The most worrisome feature of this election is not that Barack Obama may have too little experience or that John McCain may have too much of the wrong kind but that our politicians don’t understand the Sarah Palin phenomenon. Everybody has had a good time with “caribou Barbie” moose burgers, hairdos and those cornball “you betchas.” However neither candidate is addressing the middle-class anxiety that the Palin popularity represents.
Although she is dismally unprepared to be vice president let alone president, she speaks for an anxious middle class that has had to stand by, powerless, as Washington and Wall Street deregulated, gambled, lost spectacularly then demanded a trillion-dollar bailout for their risky behavior. She represents angry taxpayers duped into paying for a long expensive war that was billed as short, cheap and brilliant. She gives voice to anxious retirees who have seen their pension and savings disappear, homeowners seduced by mortgage lenders’ promise of ever-increasing home values, soldiers maimed in the war but uncared for on returning home, veterans promised then denied benefits, discouraged parents sending children to failed schools and residents told the economy was in great shape when Washington and Wall Street knew it was tanking. She speaks for a betrayed middle class who believed corporate promises that working harder would save their jobs from outsourcing.
These are the people she attracts, a middle class that feels frustrated, angry and fearful about the future because the government appears to be working against them and for the wealthy at every turn. The irony that Palin is a member of the same party that legislated against them is lost in her powerful campaign rhetoric legitimizing their anger and anxiety. For many in the middle class she represents the only way to fight back against political forces that have ignored their needs for a very long time.
Sure, she’s angry but she is the only one talking directly to people who have lost significant economic ground and are now on the verge of losing middle-class status.
Yes, she sometimes garbles her syntax but her meaning is crystal clear to those people flimflammed by the economic double speak coming from the president and his corporate cronies.
Yes, her slogans are often over the top but they give a voice to a middle class unable to make Washington and Wall Street listen to their fears about present conditions and the bleak future to which it may lead. Sarah Palin is a lightning rod for people who feel they have been patronized and used by both parties and to ignore them because of her style is dangerous.
The middle class is being eroded faster than the polar ice cap and neither democracy nor capitalism can survive without a strong middle class. A large, vibrant and respected middle class has always been our strength. It is what has made us a world leader. Industrious people have always wanted to come to the U.S. where opportunity and upward mobility assured them participation in our middle class. This is what has given us wealth and moral authority in the world.
Wall Street needs the wealth created by Main Street to survive not the other way around. Wall Street merely plays with this wealth. It doesn’t create it. Now the middle class has hit really hard times brought on by policies that favored Wall Street over Main Street. They are angry and afraid and nobody seems to be paying attention to the one person articulating their feelings.
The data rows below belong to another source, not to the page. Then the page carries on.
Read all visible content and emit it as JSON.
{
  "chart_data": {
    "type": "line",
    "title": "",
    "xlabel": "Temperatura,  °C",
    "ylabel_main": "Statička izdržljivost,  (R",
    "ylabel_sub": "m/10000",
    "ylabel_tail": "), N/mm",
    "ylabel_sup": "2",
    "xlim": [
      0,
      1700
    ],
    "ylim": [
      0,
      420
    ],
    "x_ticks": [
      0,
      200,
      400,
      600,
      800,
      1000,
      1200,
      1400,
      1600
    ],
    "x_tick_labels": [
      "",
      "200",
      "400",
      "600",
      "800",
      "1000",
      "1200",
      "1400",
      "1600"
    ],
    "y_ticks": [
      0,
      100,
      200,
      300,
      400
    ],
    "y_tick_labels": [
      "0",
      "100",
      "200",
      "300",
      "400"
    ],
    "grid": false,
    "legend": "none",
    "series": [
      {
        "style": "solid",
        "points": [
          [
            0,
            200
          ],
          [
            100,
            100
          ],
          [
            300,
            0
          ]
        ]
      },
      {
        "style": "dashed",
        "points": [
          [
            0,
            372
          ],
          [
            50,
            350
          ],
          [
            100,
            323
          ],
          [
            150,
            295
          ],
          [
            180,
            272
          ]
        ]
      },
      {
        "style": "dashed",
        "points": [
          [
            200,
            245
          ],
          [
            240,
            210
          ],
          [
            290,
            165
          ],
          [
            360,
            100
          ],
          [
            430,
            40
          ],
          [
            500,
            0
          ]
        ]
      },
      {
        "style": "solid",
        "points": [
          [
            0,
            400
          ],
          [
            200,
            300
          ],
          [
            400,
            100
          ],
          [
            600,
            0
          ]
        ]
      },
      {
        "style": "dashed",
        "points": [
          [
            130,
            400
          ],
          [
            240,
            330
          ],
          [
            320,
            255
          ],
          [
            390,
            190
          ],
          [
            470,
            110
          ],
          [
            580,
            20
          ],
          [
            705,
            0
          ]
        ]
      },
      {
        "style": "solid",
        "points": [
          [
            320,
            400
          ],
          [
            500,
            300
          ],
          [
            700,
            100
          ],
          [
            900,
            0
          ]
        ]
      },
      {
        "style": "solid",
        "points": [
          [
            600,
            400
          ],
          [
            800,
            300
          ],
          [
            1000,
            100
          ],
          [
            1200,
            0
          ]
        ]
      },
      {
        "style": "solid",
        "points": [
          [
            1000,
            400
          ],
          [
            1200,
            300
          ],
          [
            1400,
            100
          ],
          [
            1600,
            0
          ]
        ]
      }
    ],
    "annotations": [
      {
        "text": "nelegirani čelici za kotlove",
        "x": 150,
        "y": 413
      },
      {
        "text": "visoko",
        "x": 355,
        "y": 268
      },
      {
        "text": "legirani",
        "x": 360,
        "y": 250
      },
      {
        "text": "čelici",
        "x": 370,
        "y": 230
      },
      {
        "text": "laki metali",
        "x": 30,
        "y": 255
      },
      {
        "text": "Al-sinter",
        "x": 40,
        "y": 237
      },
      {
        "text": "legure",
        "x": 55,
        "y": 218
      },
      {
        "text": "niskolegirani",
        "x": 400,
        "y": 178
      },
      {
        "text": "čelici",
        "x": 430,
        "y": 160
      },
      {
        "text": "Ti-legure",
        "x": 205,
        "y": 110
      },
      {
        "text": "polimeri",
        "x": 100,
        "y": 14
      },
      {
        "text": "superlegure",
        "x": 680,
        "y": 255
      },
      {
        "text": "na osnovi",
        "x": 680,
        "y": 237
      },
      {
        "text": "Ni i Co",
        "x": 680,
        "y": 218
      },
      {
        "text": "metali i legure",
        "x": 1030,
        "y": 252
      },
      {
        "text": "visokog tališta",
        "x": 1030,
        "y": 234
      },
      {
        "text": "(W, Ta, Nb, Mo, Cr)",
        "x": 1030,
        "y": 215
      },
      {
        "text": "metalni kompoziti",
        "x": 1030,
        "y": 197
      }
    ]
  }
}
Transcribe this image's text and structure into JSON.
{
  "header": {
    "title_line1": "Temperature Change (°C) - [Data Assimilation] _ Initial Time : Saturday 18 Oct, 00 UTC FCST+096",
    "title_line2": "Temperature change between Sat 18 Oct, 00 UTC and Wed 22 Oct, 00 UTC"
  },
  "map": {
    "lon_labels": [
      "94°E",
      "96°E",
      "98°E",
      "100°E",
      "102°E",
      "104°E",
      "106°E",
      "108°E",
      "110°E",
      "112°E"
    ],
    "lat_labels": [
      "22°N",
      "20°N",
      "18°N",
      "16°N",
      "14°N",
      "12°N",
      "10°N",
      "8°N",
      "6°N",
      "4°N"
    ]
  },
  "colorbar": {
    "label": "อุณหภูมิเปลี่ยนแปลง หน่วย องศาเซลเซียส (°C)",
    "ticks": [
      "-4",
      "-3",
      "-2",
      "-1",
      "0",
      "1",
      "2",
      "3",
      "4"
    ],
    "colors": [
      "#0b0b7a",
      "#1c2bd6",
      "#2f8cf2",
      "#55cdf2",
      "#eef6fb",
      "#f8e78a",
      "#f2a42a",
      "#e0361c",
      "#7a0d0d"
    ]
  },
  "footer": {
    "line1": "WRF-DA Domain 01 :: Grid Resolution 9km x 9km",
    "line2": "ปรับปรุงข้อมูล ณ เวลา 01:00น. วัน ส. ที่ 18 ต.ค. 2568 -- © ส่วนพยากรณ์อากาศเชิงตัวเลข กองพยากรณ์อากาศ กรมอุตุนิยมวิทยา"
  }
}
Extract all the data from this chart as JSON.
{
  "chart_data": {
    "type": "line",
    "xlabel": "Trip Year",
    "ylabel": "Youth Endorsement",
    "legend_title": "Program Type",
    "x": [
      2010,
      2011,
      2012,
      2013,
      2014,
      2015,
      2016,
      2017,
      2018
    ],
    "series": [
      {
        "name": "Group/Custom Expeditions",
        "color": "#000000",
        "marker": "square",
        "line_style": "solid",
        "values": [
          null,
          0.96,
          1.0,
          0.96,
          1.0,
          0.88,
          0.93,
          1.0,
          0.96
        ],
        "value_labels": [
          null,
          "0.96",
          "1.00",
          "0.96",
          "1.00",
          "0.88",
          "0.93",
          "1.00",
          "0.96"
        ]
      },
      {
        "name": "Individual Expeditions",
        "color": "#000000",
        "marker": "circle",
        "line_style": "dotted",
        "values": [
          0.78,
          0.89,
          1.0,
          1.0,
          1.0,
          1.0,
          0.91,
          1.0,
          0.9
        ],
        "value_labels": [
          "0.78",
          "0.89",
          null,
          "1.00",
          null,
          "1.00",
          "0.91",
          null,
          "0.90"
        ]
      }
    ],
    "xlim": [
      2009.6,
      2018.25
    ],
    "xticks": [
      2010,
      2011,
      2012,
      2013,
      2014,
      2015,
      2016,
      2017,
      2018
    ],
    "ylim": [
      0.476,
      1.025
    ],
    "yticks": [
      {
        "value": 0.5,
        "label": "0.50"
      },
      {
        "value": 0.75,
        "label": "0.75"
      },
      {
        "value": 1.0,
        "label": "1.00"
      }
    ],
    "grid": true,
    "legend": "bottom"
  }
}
Sarah Palin has a tenuous grasp of geography, history, diplomacy and the idea that questions require complete answers. This does not mean we can ignore the more subtle meaning of her appeal and what it signifies for our country. A strong middle class is vitally important to the survival of the United States as a capitalistic democracy. Right now the middle class is losing ground in ways that will bring our beloved country dangerously close to an oligarchy. Democrats, Republicans, Washington, Wall Street, voters: You have to address the middle class anxiety that Sarah Palin taps into or she may be president.
Janet M. Alexander of Old Town is a retired special education teacher.